A c-Jun NH2-terminal kinase inhibitor SP600125 (anthra[1,9-cd]pyrazole-6 (2H)-one) blocks activation of pancreatic stellate cells

In response to pancreatic injury and in cell culture, pancreatic stellate cells (PSCs) are transformed (activated) into highly proliferative myofibroblast-like cells that express alpha-smooth muscle actin and produce extracellular matrix components. Activated PSCs are implicated in the pathogenesis of pancreatic fibrosis and inflammation. We here evaluated the effects of SP600125 ( anthra[1,9-cd] pyrazole-6 (2H)-one), an inhibitor of c-Jun NH2-terminal kinase (JNK), on the activation of PSCs. PSCs were isolated from rat pancreas tissue and used in their culture-activated, myofibroblast-like phenotype unless otherwise stated. Activation of JNK was determined by Western blotting using anti-phosphospecific JNK and c-Jun antibodies. Activation of transcription factors was determined by electrophoretic mobility shift assay. The effects of SP600125 on the key parameters of activation ( chemokine production, collagen production, and proliferation) were examined. The effect of SP600125 on the activation of freshly isolated PSCs in culture also was examined.

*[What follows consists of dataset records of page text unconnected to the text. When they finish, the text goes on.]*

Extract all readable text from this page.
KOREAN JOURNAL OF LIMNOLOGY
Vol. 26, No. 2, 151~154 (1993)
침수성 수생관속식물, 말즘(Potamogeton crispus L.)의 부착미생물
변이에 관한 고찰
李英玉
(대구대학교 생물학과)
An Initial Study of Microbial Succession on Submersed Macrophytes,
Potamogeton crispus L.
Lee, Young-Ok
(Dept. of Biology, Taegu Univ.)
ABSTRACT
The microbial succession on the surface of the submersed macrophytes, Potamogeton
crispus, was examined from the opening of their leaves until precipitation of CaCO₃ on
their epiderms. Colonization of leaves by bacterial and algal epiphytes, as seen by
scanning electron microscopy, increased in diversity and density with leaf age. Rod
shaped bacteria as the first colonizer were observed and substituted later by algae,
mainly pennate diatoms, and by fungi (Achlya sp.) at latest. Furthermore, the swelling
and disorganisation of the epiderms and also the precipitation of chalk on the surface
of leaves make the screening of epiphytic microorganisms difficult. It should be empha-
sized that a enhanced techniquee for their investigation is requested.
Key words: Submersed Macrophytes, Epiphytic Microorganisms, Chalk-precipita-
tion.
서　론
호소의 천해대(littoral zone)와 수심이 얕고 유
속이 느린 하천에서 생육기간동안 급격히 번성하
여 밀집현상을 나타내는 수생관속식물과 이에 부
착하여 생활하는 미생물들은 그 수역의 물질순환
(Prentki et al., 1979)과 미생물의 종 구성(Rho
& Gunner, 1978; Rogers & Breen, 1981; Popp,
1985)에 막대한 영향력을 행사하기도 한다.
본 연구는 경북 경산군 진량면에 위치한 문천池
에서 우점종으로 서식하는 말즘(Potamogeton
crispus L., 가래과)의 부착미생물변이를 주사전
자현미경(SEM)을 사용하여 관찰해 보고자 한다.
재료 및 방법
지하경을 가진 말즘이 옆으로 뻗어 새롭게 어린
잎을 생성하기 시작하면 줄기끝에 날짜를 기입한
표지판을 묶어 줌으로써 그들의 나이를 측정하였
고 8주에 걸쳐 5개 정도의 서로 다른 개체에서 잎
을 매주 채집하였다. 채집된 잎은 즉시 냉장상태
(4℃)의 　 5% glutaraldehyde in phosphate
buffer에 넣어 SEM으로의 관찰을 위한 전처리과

Interleukin-1beta activated both 46- and 54-kDa JNK, whereas platelet-derived growth factor-BB activated only 46- kDa JNK. SP600125 inhibited interleukin-1beta-induced JNK activity and activator protein-1 activation, but it did not affect the activation of extracellular-regulated kinase, p38 mitogen-activated protein kinase, and nuclear factor-kappaB. SP600125 inhibited platelet-derived growth factor-induced proliferation, inducible monocyte chemoattractant protein-1 production, and serum-induced type I collagen production. Although SP600125 did not inhibit the transformation, it attenuated the proliferation of freshly isolated PSCs in culture. Collectively, our results suggest a role of JNK in the activation of PSCs, and a potential application of JNK inhibitors for the treatment of pancreatic fibrosis and inflammation.